Step-by-step Solution

1. Use the change of base formula to rewrite logₓ 3: logₓ 3 = 1 / log₃ x
2. Rewrite log₃ √x using the power rule: log₃ √x = log₃ (x^(1/2)) = (1/2) log₃ x
3. Substitute these into the original equation: 2(1 / log₃ x) - (1/2) log₃ x = 3/2
4. Let y = log₃ x: 2/y - (1/2)y = 3/2
5. Multiply both sides by 2y: 4 - y² = 3y
6. Rearrange into a quadratic equation: y² + 3y - 4 = 0
7. Factor the quadratic equation: (y + 4)(y - 1) = 0
8. Solve for y: y = -4 or y = 1
9. Substitute back log₃ x for y:
   • log₃ x = -4 => x = 3⁻⁴ = 1/81
   • log₃ x = 1 => x = 3¹ = 3
10. Check for extraneous solutions:
    • For x = 1/81: 2log_(1/81) 3 - log₃ √(1/81) = 2(-1/4) - (-4/2) = -1/2 + 2 = 3/2. This solution is valid.
    • For x = 3: 2log₃ 3 - log₃ √3 = 2(1) - 1/2 = 3/2. This solution is also valid.
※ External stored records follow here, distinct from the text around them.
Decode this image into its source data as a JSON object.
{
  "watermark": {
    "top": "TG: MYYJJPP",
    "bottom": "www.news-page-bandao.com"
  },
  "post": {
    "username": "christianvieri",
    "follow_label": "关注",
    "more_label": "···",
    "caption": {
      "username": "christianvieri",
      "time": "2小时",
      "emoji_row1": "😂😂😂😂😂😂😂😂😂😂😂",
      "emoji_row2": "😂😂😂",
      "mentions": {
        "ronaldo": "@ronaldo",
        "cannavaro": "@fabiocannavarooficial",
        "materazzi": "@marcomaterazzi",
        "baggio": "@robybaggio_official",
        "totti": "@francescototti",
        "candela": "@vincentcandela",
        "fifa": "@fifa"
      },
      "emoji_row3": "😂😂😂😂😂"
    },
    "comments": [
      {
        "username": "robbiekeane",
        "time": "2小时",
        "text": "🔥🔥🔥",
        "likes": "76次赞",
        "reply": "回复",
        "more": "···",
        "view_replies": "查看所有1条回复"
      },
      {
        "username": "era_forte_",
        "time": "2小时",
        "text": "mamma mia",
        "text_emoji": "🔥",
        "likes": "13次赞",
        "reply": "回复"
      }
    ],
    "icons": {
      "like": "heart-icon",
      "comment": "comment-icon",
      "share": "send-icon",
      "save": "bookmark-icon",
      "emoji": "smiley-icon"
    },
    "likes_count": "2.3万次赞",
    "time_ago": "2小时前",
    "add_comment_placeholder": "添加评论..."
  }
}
Therefore, the solutions are x = 1/81 and x = 3.

Conclusion

In conclusion, solving logarithmic equations requires a strong understanding of the properties of logarithms and careful application of algebraic techniques. We've seen how the change of base formula, the power rule, and the reciprocal relationship between logarithms can be used to simplify equations and transform them into solvable forms. It is also crucial to remember to check for extraneous solutions, as logarithmic functions have domain restrictions that can lead to invalid solutions. By mastering these techniques, you can confidently solve a wide variety of logarithmic equations.